In the West, science was able to pay for itself in new technology like the steam engine and to attract financing from industry, but in the East, it remained dependent on the patronage and curiosity of sultans and caliphs. Further, the Ottomans, who took over the Arabic lands in the 16th century, were builders and conquerors, not thinkers.

Islamic Science Wars

Humiliating encounters with Western colonial powers in the 19th century produced a hunger for Western science and technology, or at least the economic and military power they could produce. Reformers bent on modernizing Eastern educational systems to include Western science could argue that Muslims would only be reclaiming their own, since the West had inherited science from the Islamic world to begin with.

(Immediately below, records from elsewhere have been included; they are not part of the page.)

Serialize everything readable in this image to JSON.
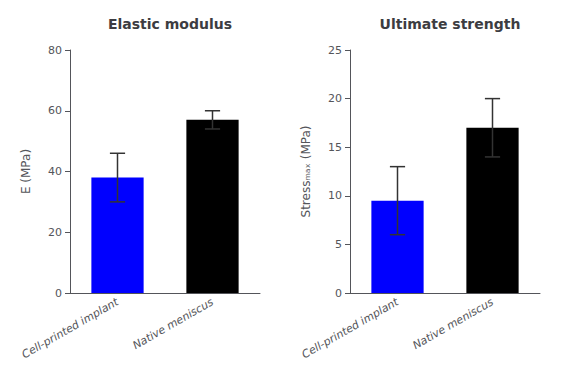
{
  "chart_data": [
    {
      "type": "bar",
      "title": "Elastic modulus",
      "y_label": "E (MPa)",
      "categories": [
        "Cell-printed implant",
        "Native meniscus"
      ],
      "values": [
        38,
        57
      ],
      "errors": [
        8,
        3
      ],
      "colors": [
        "#0000FF",
        "#000000"
      ],
      "ylim": [
        0,
        80
      ],
      "yticks": [
        0,
        20,
        40,
        60,
        80
      ],
      "grid": false
    },
    {
      "type": "bar",
      "title": "Ultimate strength",
      "y_label": "Stressₘₐₓ (MPa)",
      "categories": [
        "Cell-printed implant",
        "Native meniscus"
      ],
      "values": [
        9.5,
        17
      ],
      "errors": [
        3.5,
        3
      ],
      "colors": [
        "#0000FF",
        "#000000"
      ],
      "ylim": [
        0,
        25
      ],
      "yticks": [
        0,
        5,
        10,
        15,
        20,
        25
      ],
      "grid": false
    }
  ]
}
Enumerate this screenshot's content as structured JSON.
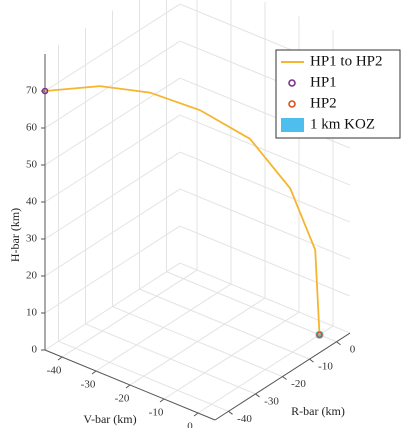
{
  "chart_data": {
    "type": "line3d",
    "xlabel": "V-bar (km)",
    "ylabel": "R-bar (km)",
    "zlabel": "H-bar (km)",
    "vlim": [
      -45,
      5
    ],
    "rlim": [
      -45,
      5
    ],
    "hlim": [
      0,
      80
    ],
    "vticks": [
      -40,
      -30,
      -20,
      -10,
      0
    ],
    "rticks": [
      -40,
      -30,
      -20,
      -10,
      0
    ],
    "hticks": [
      0,
      10,
      20,
      30,
      40,
      50,
      60,
      70
    ],
    "grid": true,
    "legend": "upper right",
    "series": [
      {
        "name": "HP1 to HP2",
        "color": "#f5b531",
        "v": [
          -45,
          -36,
          -27.8,
          -19.6,
          -11.4,
          -4.8,
          -0.7,
          0
        ],
        "r": [
          -45,
          -36,
          -27.8,
          -19.6,
          -11.4,
          -4.8,
          -0.7,
          0
        ],
        "h": [
          70,
          70.5,
          68,
          62.5,
          54,
          40,
          23,
          0
        ]
      }
    ],
    "points": [
      {
        "name": "HP1",
        "color": "#7e2f8e",
        "v": -45,
        "r": -45,
        "h": 70
      },
      {
        "name": "HP2",
        "color": "#d95319",
        "v": 0,
        "r": 0,
        "h": 0
      }
    ],
    "koz": {
      "name": "1 km KOZ",
      "color": "#4dbeee"
    }
  }
}
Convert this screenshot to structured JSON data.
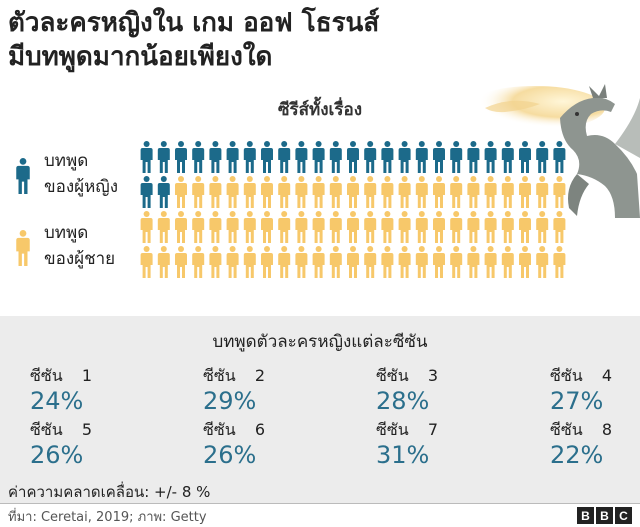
{
  "title": {
    "line1": "ตัวละครหญิงใน เกม ออฟ โธรนส์",
    "line2": "มีบทพูดมากน้อยเพียงใด"
  },
  "colors": {
    "female": "#1c6a8a",
    "male": "#f7c86a",
    "value_text": "#2b6f8c",
    "panel_bg": "#ececec"
  },
  "chart_data": [
    {
      "type": "pictogram",
      "title": "ซีรีส์ทั้งเรื่อง",
      "rows": 4,
      "columns": 25,
      "total_icons": 100,
      "series": [
        {
          "name": "บทพูดของผู้หญิง",
          "count": 27,
          "color": "#1c6a8a"
        },
        {
          "name": "บทพูดของผู้ชาย",
          "count": 73,
          "color": "#f7c86a"
        }
      ],
      "legend_position": "left"
    },
    {
      "type": "table",
      "title": "บทพูดตัวละครหญิงแต่ละซีซัน",
      "categories": [
        "1",
        "2",
        "3",
        "4",
        "5",
        "6",
        "7",
        "8"
      ],
      "series": [
        {
          "name": "",
          "values": [
            24,
            29,
            28,
            27,
            26,
            26,
            31,
            22
          ],
          "unit": "%"
        }
      ]
    }
  ],
  "legend": {
    "female": {
      "line1": "บทพูด",
      "line2": "ของผู้หญิง",
      "icon": "person-icon"
    },
    "male": {
      "line1": "บทพูด",
      "line2": "ของผู้ชาย",
      "icon": "person-icon"
    }
  },
  "panel": {
    "title": "บทพูดตัวละครหญิงแต่ละซีซัน",
    "season_word": "ซีซัน",
    "seasons": [
      {
        "number": "1",
        "value": "24%"
      },
      {
        "number": "2",
        "value": "29%"
      },
      {
        "number": "3",
        "value": "28%"
      },
      {
        "number": "4",
        "value": "27%"
      },
      {
        "number": "5",
        "value": "26%"
      },
      {
        "number": "6",
        "value": "26%"
      },
      {
        "number": "7",
        "value": "31%"
      },
      {
        "number": "8",
        "value": "22%"
      }
    ]
  },
  "margin_of_error": "ค่าความคลาดเคลื่อน: +/- 8 %",
  "source": "ที่มา: Ceretai, 2019; ภาพ: Getty",
  "logo": [
    "B",
    "B",
    "C"
  ]
}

In some ways these efforts have been very successful. ”In particular countries the science syllabus is quite modern,” said Dr Bakar of Georgetown, citing Malaysia, Jordan, and Pakistan, in particular. Even in Saudi Arabia, one of the most conservative Muslim states, science classes are conducted in English.

Nevertheless, science still lags in the Muslim world, according to Dr Pervez Hoodbhoy, a Pakistani physicist and professor at Quaid-e-Azam University in Islamabad, who has written on Islam and science. According to his own informal survey, included in his 1991 book ”Islam and Science, Religious Orthodoxy and the Battle for Rationality,” Muslims are seriously underrepresented in science, accounting for fewer than 1 percent of the world’s scientists while they account for almost a fifth of the world’s population. Israel, he reports, has almost twice as many scientists as the Muslim countries put together.

On the other hand, attempts to mould the Quran from a scientific perspective has created negative reactions in many, constructing a “Western style” of scientific knowledge that aimed to promote materialism.

Dr. Salam and Dr. Weinberg, two physicists, had devised the same contribution to a theory in physics independently, that made them both Nobel Laureates for the same discovery, despite the fact that Weinberg is an atheist while Salam is a Muslim who prayed regularly.

Dr. Farouk El-Baz, a geologist at Boston University, says: ”Science is international. There is no such thing as Islamic science. Science is like building a big building, like a pyramid. Each person puts up a block. These blocks have never had a religion. It’s irrelevant – the colour of the person who put up the block.”